2. Exploration Let’s take airplane trips out of the picture for a second. We know the anxiety of travel without our second halves: boarding and care plans, anxiety of being gone. What I soon realized without Ferg as co-pilot in that front seat of the car on road trips, day trips even was the amount of energy I naturally invested in those details, tailoring every part of a trip to his needs.
Going to the beach? Can’t be too hot, must have shade, don’t forget his water bowl and towel and treats and will we be gone past five p.m.? Maybe, yes, okay so better pack some dinner in case for him and throw in another bottle of water. Or four.
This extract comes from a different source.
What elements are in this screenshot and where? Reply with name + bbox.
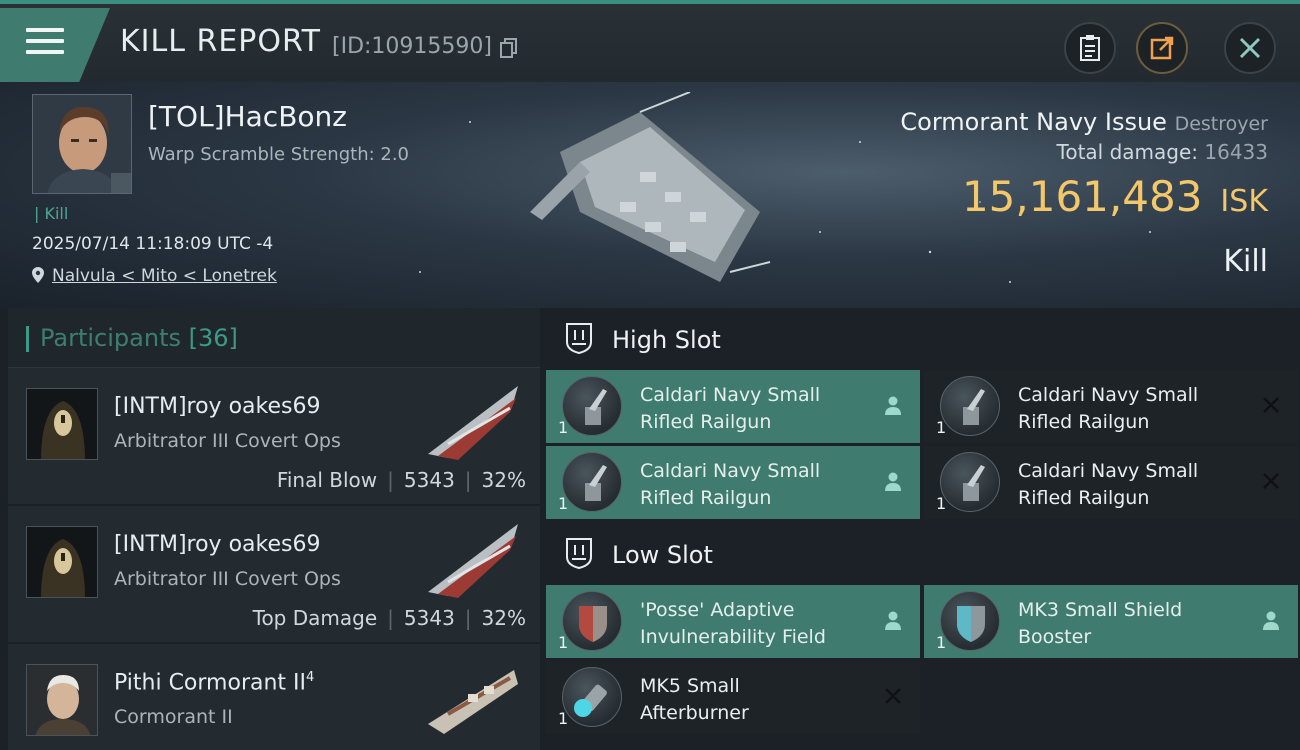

I loved caring for him. AND, it took a lotta energy. (And let’s be real: who says I always pack light these days on local jaunts along the East Coast.) But what is freeing is the ability to focus on what’s in front and around me: spending a day entirely in the ocean waves. Taking four hour hikes without an aching back. Stopping at restaurants and eating inside spontaneously. Pit stops at gas stations without weighing where to keep him. It was a weird feeling at first to only think about myself. But it also feels liberating.
3. FlexibilityWant a great excuse to duck out early from a party you’re not feeling? Blame it on the dog. Can’t stay long, Ferg’s gotta eat! Gotta run, Ferg’s gotta go out! Really, he was the BEST excuse. But know what I’m also seeing as a great excuse? Me. And it goes both ways. Spontaneous drink at a famed Italian restaurant after three hours of embassy open house-ing? Sure! Impromptu detour to a farmer’s market after a camping trip? Why not! Don’t want any of these and just want to go home? I’m allowed. No excuses necessary.4. Deepened passionsMy volunteer time at the aquarium is one of the most rewarding fruits of my move here. And the hours-long commitment, the drive, the interaction with vulnerable species in a quarantine space would make it hella lot trickier to navigate life with a senior (or non-senior!) pup back at home. Cross-contamination worries, bladder worries, balancing quality time worries. What a gift to have space to follow my curiosities and say yes to deepening honors around recurring interests while discovering brand new ones, too.
If there’s one thing that ignited a walloping case of westitude in Ferg, it was rushing him. A pull on the leash, a loud “let’s GO bud!” and he’d dig his claws deeper into the ground: nuh-uh. We’re staying right here. And I have to say, the same is growing more true for me, too. Because there’s plenty to sip on and savor right where I am, for now.